Our visual age endangers young people
Simon Marcus Gower, Director, Research and Development, Harapan Bangsa School, Tangerang, Banten
In our age of computer games, entertainment from television and cinema and the massive quantity of material available on the Internet, it is increasingly clear that we live in a highly visual age. But this "visual age" is creating a condition in which people, and in particular students, are growing up with fewer and fewer powers of concentration. Our visual age is creating a generation of people that have very limited attention spans and confused perceptions of reality.
The power of imagery has, of course, always been great but with modern technology and modern day forms of entertainment the power of imagery has been taken to new heights. Unfortunately too, so much of modern day imagery is targeted at young people and this is having an observable effect.
Young people, and by definition this means students, are caught up in this potentially confusing mass of imagery and it is robbing them of both their powers of concentration and their imagination.
Children play video and computer games, watch television and films and are left with limited space for their own imagination. Imaginative pretend play seems to be becoming less of a part of children's play. Instead they are being engaged by and interacting with the likes of computer imagery which all too often features violence and destruction.
The debate about the possible dangerous effects of exposure to violent imagery may be on going, but observable facts tend to suggest that children are becoming anesthetized to violence. For example, in the aftermath of the horrors of the Bali bombing, instead of sadness and empathy, strangely, some childrens' response to it here in Indonesia was laughter and amusement that Indonesia had made world news.
A dark and disturbing response that suggests that for them violence is not so much of an abhorrence, as it should be. Their exposure to violent imagery on television and computer screens has distanced them from the horrible realities of violence, making it "other-worldly" for them.
Reactions such as this suggest not only a lack of empathy but also a terrible lack of understanding of reality. Because it was distant to them and only brought to them in television imagery, they failed to understand the magnitude of what had happened.
Young people, too, do not seem to read well and widely and so their understanding of the world and world events such as the Bali bombing is limited and usually it is limited to the images they see on television screens.
This, in turn, creates a limited attention span and limited powers of analysis. A news item on television is short and fragmentary at best and the likelihood of a young person spending more than a few moments focused on a news item is small. Far more likely is a quick skip through television channels to find a music video or some such that literally bombards them with imagery.
If you watch a typical three-minute pop music video, you are likely to experience literally hundreds of images as the video producers, directors and editors piece together frames of imagery that often appear for no more than seconds. In fact, so fast is the inter-splicing of images that quite often it is near subliminal and so images may be being transmitted to viewers without them being conscious of their receipt.
This type of use of visual stimuli is really bordering on manipulation of the viewing public. With about half of the human brain dedicated to visual recognition, the use of visuals is, in effect, a means of deliberately targeting our natural human biological responses of recognition and response to visual stimulation. In this sense, the brain is being stimulated and naturally responds.

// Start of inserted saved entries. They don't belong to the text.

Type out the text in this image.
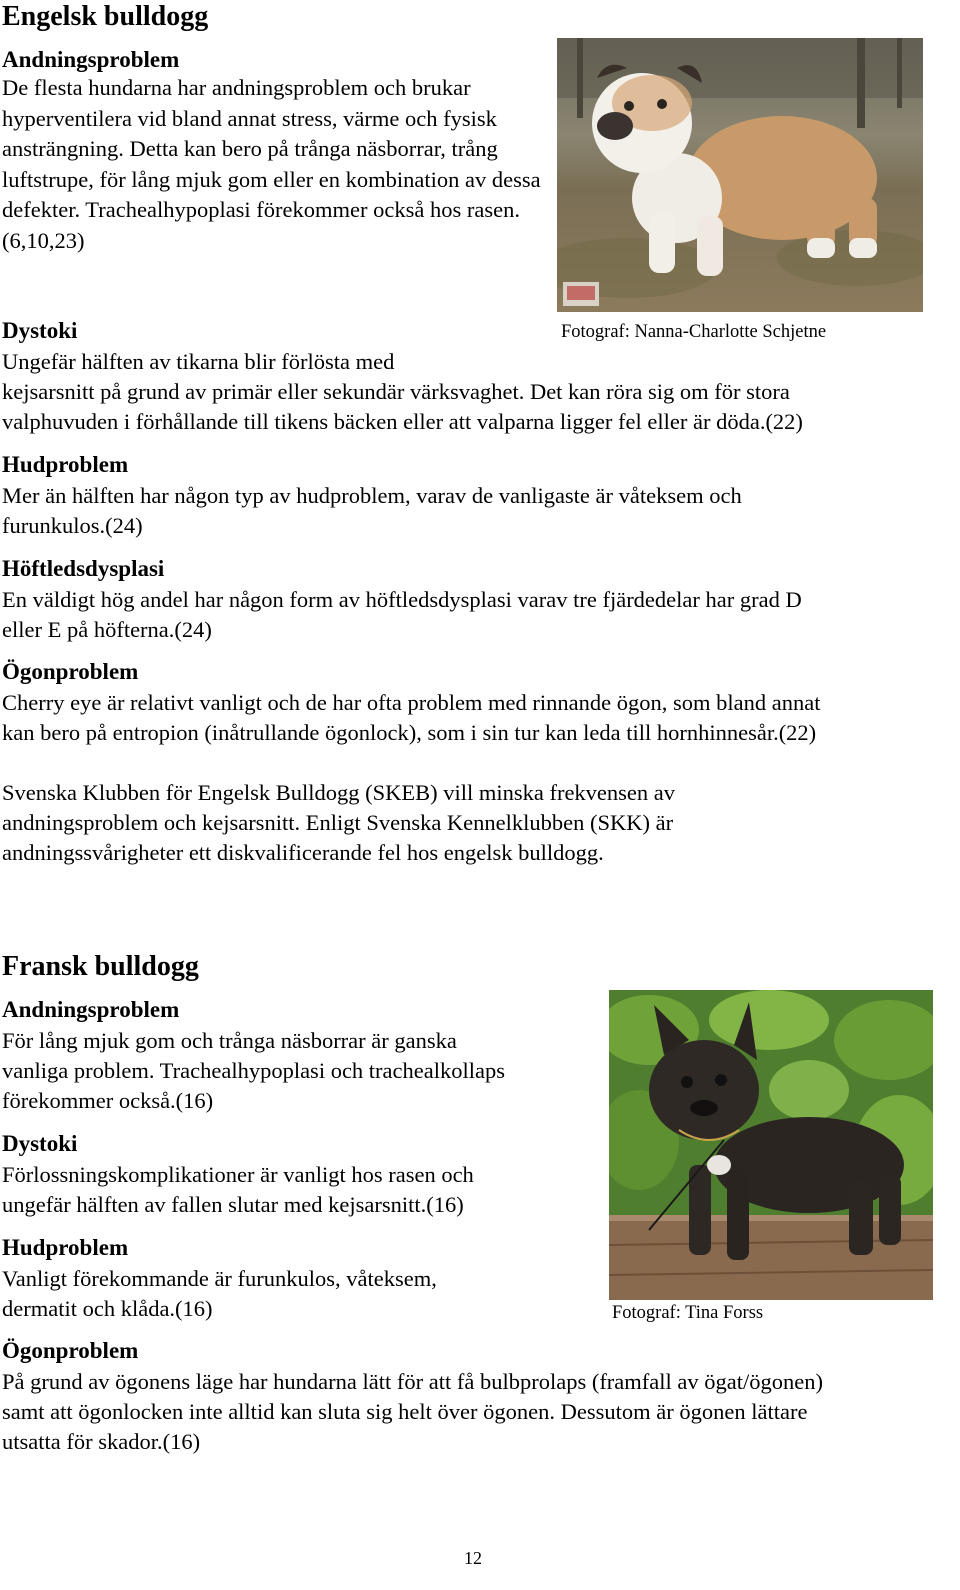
Engelsk bulldogg
Andningsproblem
De flesta hundarna har andningsproblem och brukar hyperventilera vid bland annat stress, värme och fysisk ansträngning. Detta kan bero på trånga näsborrar, trång luftstrupe, för lång mjuk gom eller en kombination av dessa defekter. Trachealhypoplasi förekommer också hos rasen. (6,10,23)
Fotograf: Nanna-Charlotte Schjetne
Dystoki
Ungefär hälften av tikarna blir förlösta med
kejsarsnitt på grund av primär eller sekundär värksvaghet. Det kan röra sig om för stora
valphuvuden i förhållande till tikens bäcken eller att valparna ligger fel eller är döda.(22)
Hudproblem
Mer än hälften har någon typ av hudproblem, varav de vanligaste är våteksem och
furunkulos.(24)
Höftledsdysplasi
En väldigt hög andel har någon form av höftledsdysplasi varav tre fjärdedelar har grad D
eller E på höfterna.(24)
Ögonproblem
Cherry eye är relativt vanligt och de har ofta problem med rinnande ögon, som bland annat
kan bero på entropion (inåtrullande ögonlock), som i sin tur kan leda till hornhinnesår.(22)
Svenska Klubben för Engelsk Bulldogg (SKEB) vill minska frekvensen av
andningsproblem och kejsarsnitt. Enligt Svenska Kennelklubben (SKK) är
andningssvårigheter ett diskvalificerande fel hos engelsk bulldogg.
Fransk bulldogg
Andningsproblem
För lång mjuk gom och trånga näsborrar är ganska
vanliga problem. Trachealhypoplasi och trachealkollaps
förekommer också.(16)
Dystoki
Förlossningskomplikationer är vanligt hos rasen och
ungefär hälften av fallen slutar med kejsarsnitt.(16)
Hudproblem
Vanligt förekommande är furunkulos, våteksem,
dermatit och klåda.(16)	Fotograf: Tina Forss
Ögonproblem
På grund av ögonens läge har hundarna lätt för att få bulbprolaps (framfall av ögat/ögonen)
samt att ögonlocken inte alltid kan sluta sig helt över ögonen. Dessutom är ögonen lättare
utsatta för skador.(16)
12
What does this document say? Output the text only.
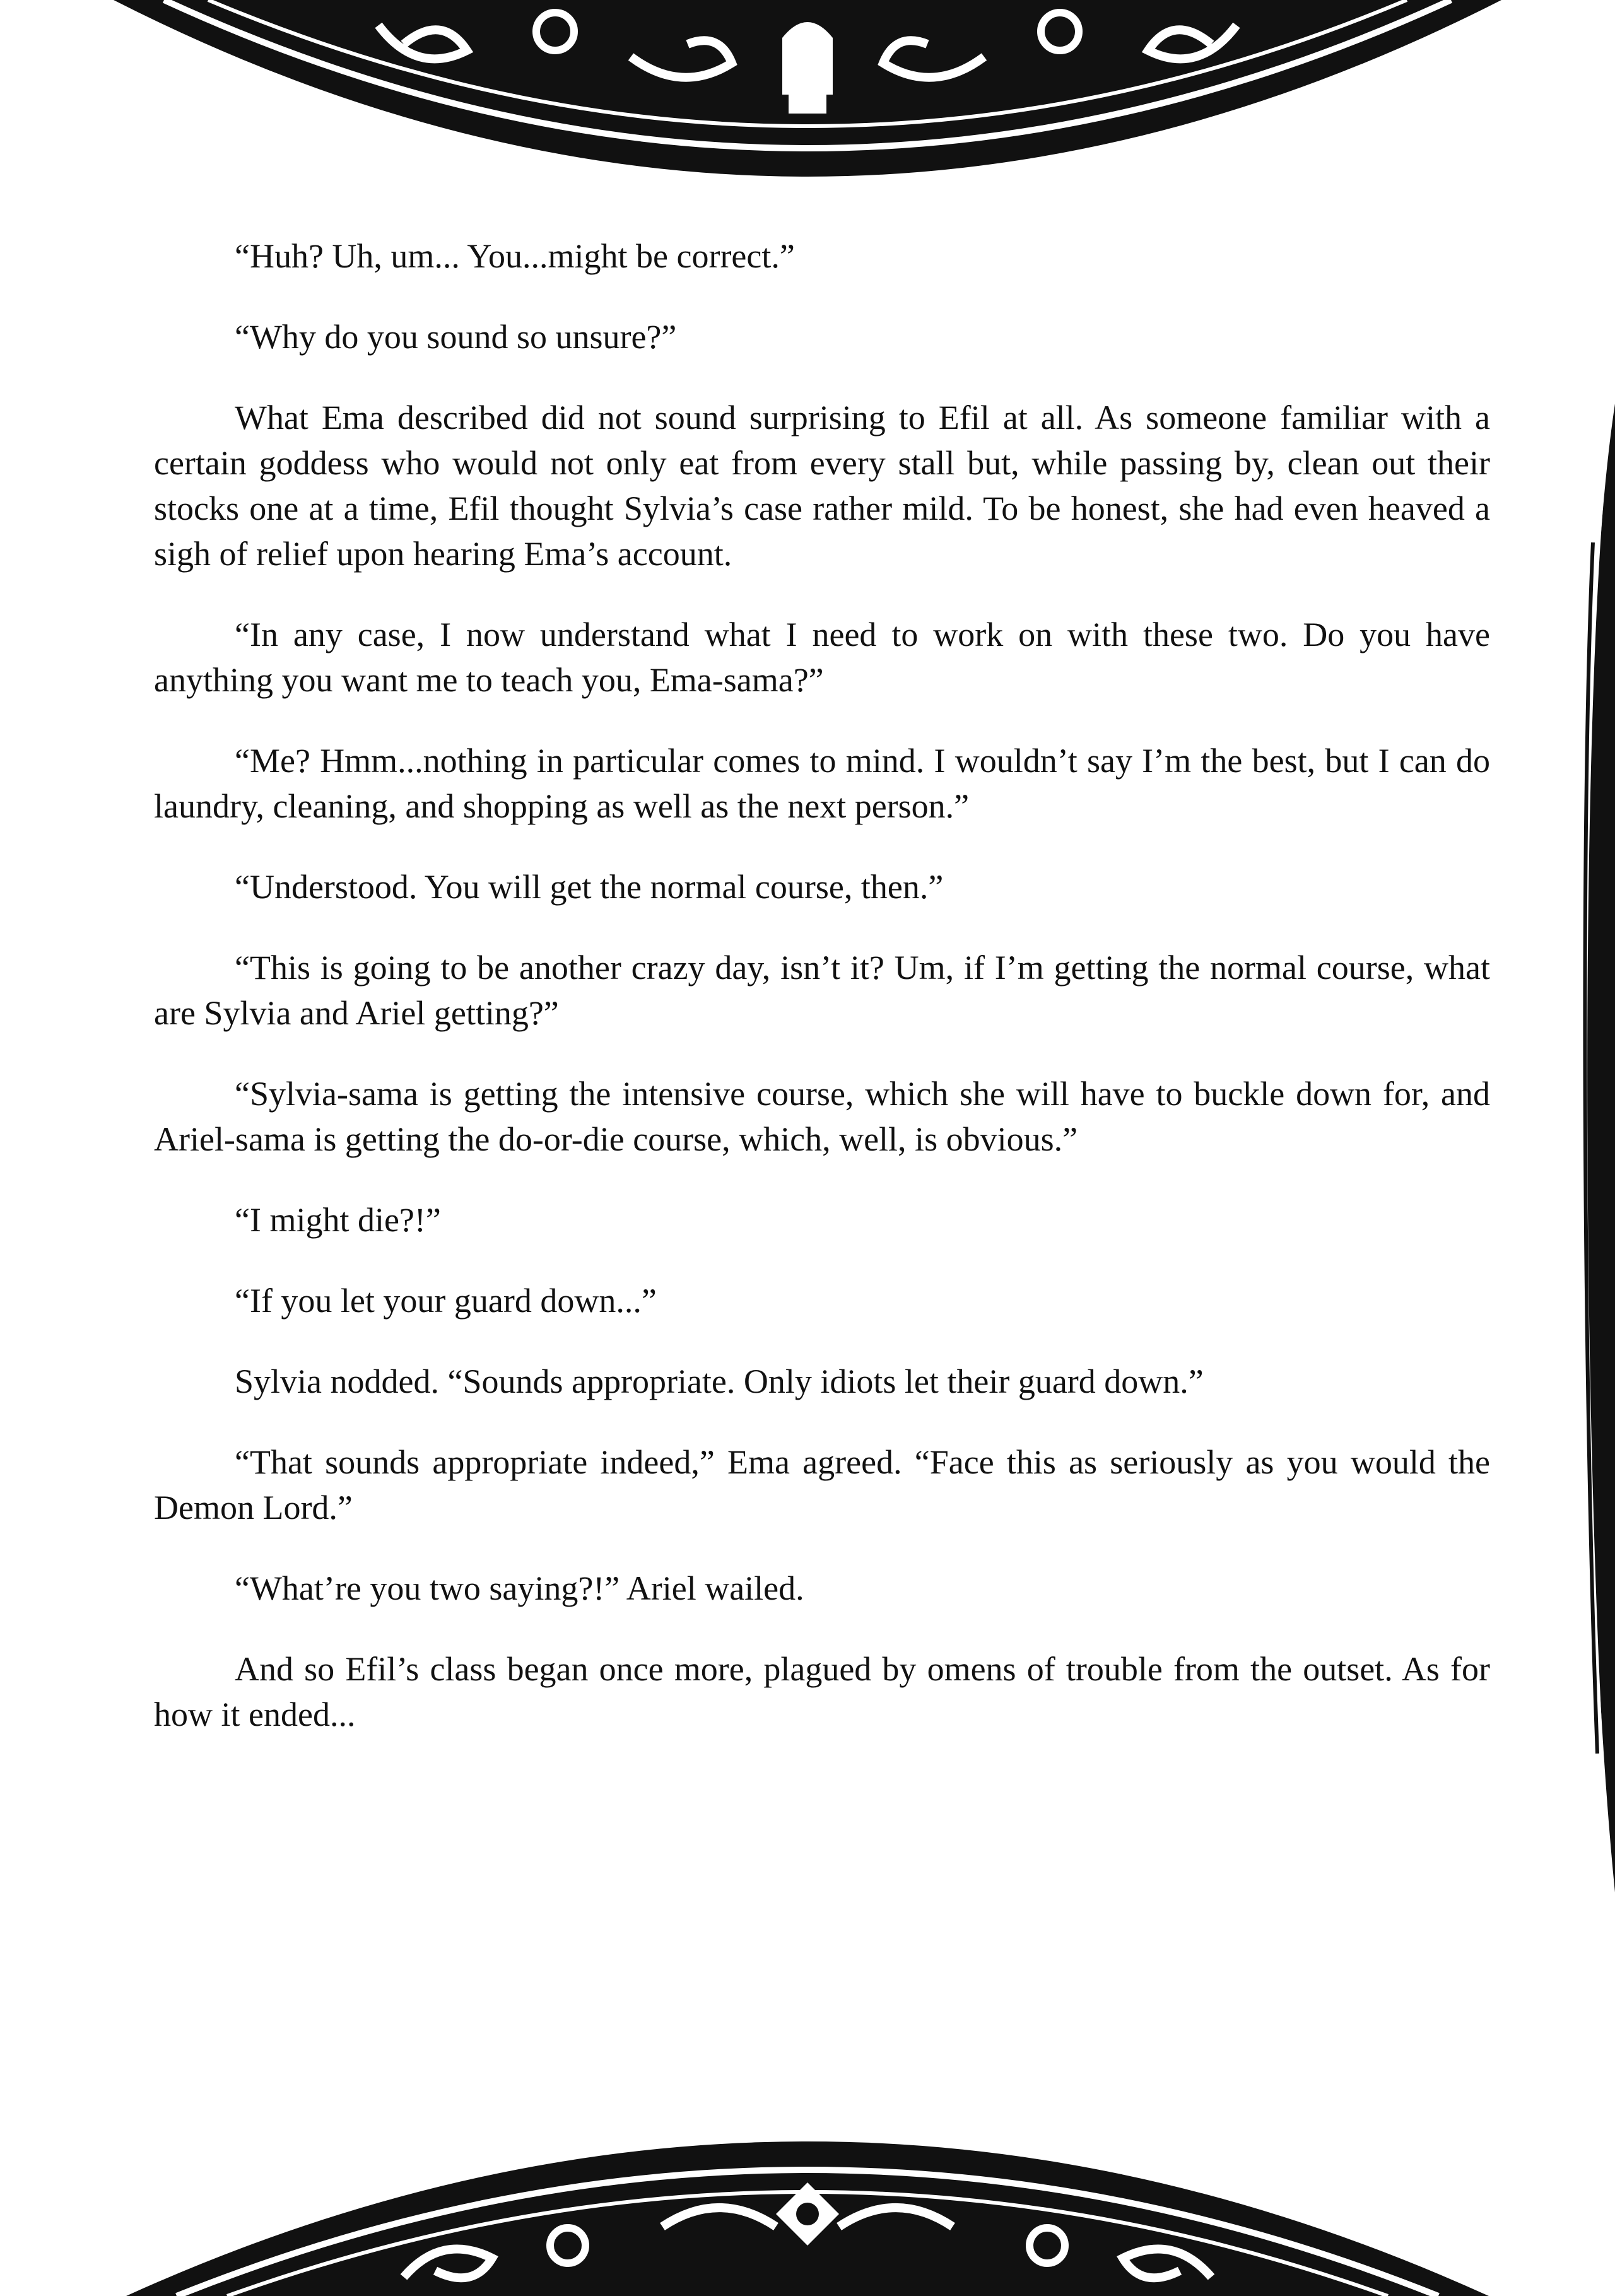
“Huh? Uh, um... You...might be correct.”

“Why do you sound so unsure?”

What Ema described did not sound surprising to Efil at all. As someone familiar with a certain goddess who would not only eat from every stall but, while passing by, clean out their stocks one at a time, Efil thought Sylvia’s case rather mild. To be honest, she had even heaved a sigh of relief upon hearing Ema’s account.

“In any case, I now understand what I need to work on with these two. Do you have anything you want me to teach you, Ema-sama?”

“Me? Hmm...nothing in particular comes to mind. I wouldn’t say I’m the best, but I can do laundry, cleaning, and shopping as well as the next person.”

“Understood. You will get the normal course, then.”

“This is going to be another crazy day, isn’t it? Um, if I’m getting the normal course, what are Sylvia and Ariel getting?”

“Sylvia-sama is getting the intensive course, which she will have to buckle down for, and Ariel-sama is getting the do-or-die course, which, well, is obvious.”

“I might die?!”

“If you let your guard down...”

Sylvia nodded. “Sounds appropriate. Only idiots let their guard down.”

“That sounds appropriate indeed,” Ema agreed. “Face this as seriously as you would the Demon Lord.”

“What’re you two saying?!” Ariel wailed.

And so Efil’s class began once more, plagued by omens of trouble from the outset. As for how it ended...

Even if we do not see anything malicious or manipulative in this kind of stimulation, we should still be considerate of its possible and/ or likely effects. One of these is an addictive quality to visuals that may tend to push aside attentiveness, concentration and the desire to truly interact with the real world around us rather than just the visual world delivered to us on a screen.
An example was the response from some junior high school students to a plan to take them to watch a recent Indonesian stage production of Romeo and Juliet. Their response was negative towards the prospect of attending a live event. Some even came to the conclusion that it would be "better just to watch a film version."
Here the depth of the effects of our visual age can clearly be seen. It might have been reasonable to have expected some interest and even excitement at being able to attend a live event but sadly, no, these students' preference was for the more passive and rather more lazy option of video viewing.
All of this is also creating the unfortunate condition of a lack of real interaction with the world and other people. As noted this tends to create poor attentiveness, concentration and empathy but it also reduces the development of observation skills. Students/ young people more and more want a "quick fix" for their visual appetites/ addictions. The images are delivered to them and all they need do is watch and consume. There is no effort to search out and observe.
This inevitably engenders laziness and a lack of observation skills. For students to grow in their studies and truly develop intellectually, their observation skills need to be enhanced but our visually intense age does not seem to be helping in this development.
Students are impatient in their desire for the next image and visual stimulant and this does little to help them intellectually.
A well rounded, intelligent individual benefits from patience, self-control, concentration, attentiveness and observation; all of which lead to a desire and thirst for knowledge and understanding. With the ease of access and abundance of imagery, people are becoming less able to investigate and explore for themselves and this is a potentially hazardous condition. Those that are content to merely sit back and watch are those that will be easily lead and equally easily mislead.